Zack e miri, amore a primo sesso: recensione

LIBERO DA OGNI VINCOLO “PERBENISTA” IL FILM DIVERTE MOLTISSIMO

Finalmente il sesso svelato a parole non è più taboo. Sboccato, volgare, ma tenerissimo, “Zack e Miri”, è il manifesto di una generazione di squattrinati che tengono duro solo per via dell’amore, quel sentimento puro e mai fuori moda che ogni tanto ci dimentichiamo di saper provare. Kevin Smith ci catapulta nel mondo di due squattrinati qualunque, trentenni e ancora con molti “casini” in testa, in una vita comicamente allo sbando a cui solo una bizzarra soluzione può far cambiare rotta: girare un porno amatoriale, sempre cliccatissimi in rete.

Esiti prevedibili, ma tante tante risate, Seth Rogen ed Elizabeth Banks molto poco amalgamati, ma mai così bravi, fisicamente lontani, cerebralmente (e non solo) coesi. Un inno divertito e divertente al coraggio di fronte alla disperazione, l’inventiva dell’uomo che non conosce fine, non si arrende e sopravvive grazie alla risata.

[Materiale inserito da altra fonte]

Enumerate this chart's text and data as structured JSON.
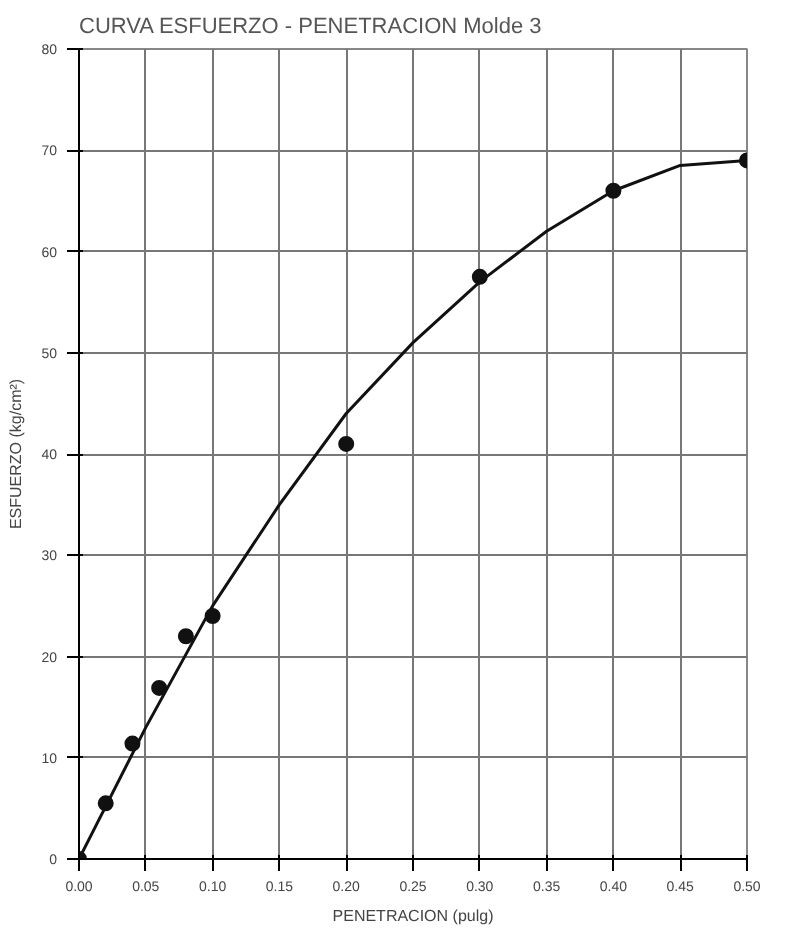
{
  "chart_data": {
    "type": "scatter",
    "title": "CURVA ESFUERZO - PENETRACION  Molde 3",
    "xlabel": "PENETRACION (pulg)",
    "ylabel": "ESFUERZO (kg/cm²)",
    "series": [
      {
        "color": "#111111",
        "marker": "circle",
        "x": [
          0.0,
          0.02,
          0.04,
          0.06,
          0.08,
          0.1,
          0.2,
          0.3,
          0.4,
          0.5
        ],
        "values": [
          0,
          5.5,
          11.4,
          16.9,
          22,
          24,
          41,
          57.5,
          66,
          69
        ]
      },
      {
        "type": "line",
        "color": "#111111",
        "marker": "none",
        "x": [
          0.0,
          0.05,
          0.1,
          0.15,
          0.2,
          0.25,
          0.3,
          0.35,
          0.4,
          0.45,
          0.5
        ],
        "values": [
          0,
          13,
          25,
          35,
          44,
          51,
          57,
          62,
          66,
          68.5,
          69
        ]
      }
    ],
    "xlim": [
      0,
      0.5
    ],
    "xticks": [
      {
        "value": 0,
        "label": "0.00"
      },
      {
        "value": 0.05,
        "label": "0.05"
      },
      {
        "value": 0.1,
        "label": "0.10"
      },
      {
        "value": 0.15,
        "label": "0.15"
      },
      {
        "value": 0.2,
        "label": "0.20"
      },
      {
        "value": 0.25,
        "label": "0.25"
      },
      {
        "value": 0.3,
        "label": "0.30"
      },
      {
        "value": 0.35,
        "label": "0.35"
      },
      {
        "value": 0.4,
        "label": "0.40"
      },
      {
        "value": 0.45,
        "label": "0.45"
      },
      {
        "value": 0.5,
        "label": "0.50"
      }
    ],
    "ylim": [
      0,
      80
    ],
    "yticks": [
      0,
      10,
      20,
      30,
      40,
      50,
      60,
      70,
      80
    ],
    "grid": true
  }
}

Viscerale e grottesca, ma sempre risata si tratta, che piaccia ai detrattori del regista o meno, specialmente quanto pone alte vette di umorismo demenziale con il cameo gay di Justin Long (scena di culto da recuperare uncensored nella versione dvd). Copione al fulmicotone per una pellicola low budget che fa della parabola esistenziale anch’essa un prodotto a basso costo, ma con risvolti affettivi e di interazione sociale che non hanno nulla da invidiare a più autorevoli pellicole di Hollywood, almeno sulla carta, che poi risultano dei flop pazzeschi.

Anche nel film ci sono molte scene incentrate sul porno, in realtà il tema centrale gira attorno ad un uomo e una donna che non sanno di amarsi, non riescono a dare un senso alla loro esistenza esprimendo i loro sentimenti reciprocamente. Superando poi il momento moralistico e volando oltre i confini del sardonico, ponendo le basi per l’intrattenimento ludico e scanzonato dello spettatore, osservatore attento e a tratti imbarazzato delle comiche avventure della coppia insieme al loro gruppetto di assatanati comprimari.

Attraverso dialoghi al vetriolo e situazioni surreali, Smith punta tutto sulla carta della riflessione. Parlando di sesso come antidoto al disagio sociale, l’arma migliore per combattere la dilagante disoccupazione. Ma anche un video hard amatoriale potrebbe essere una soluzione auspicabile in questo paese di bunga bunga, perché no.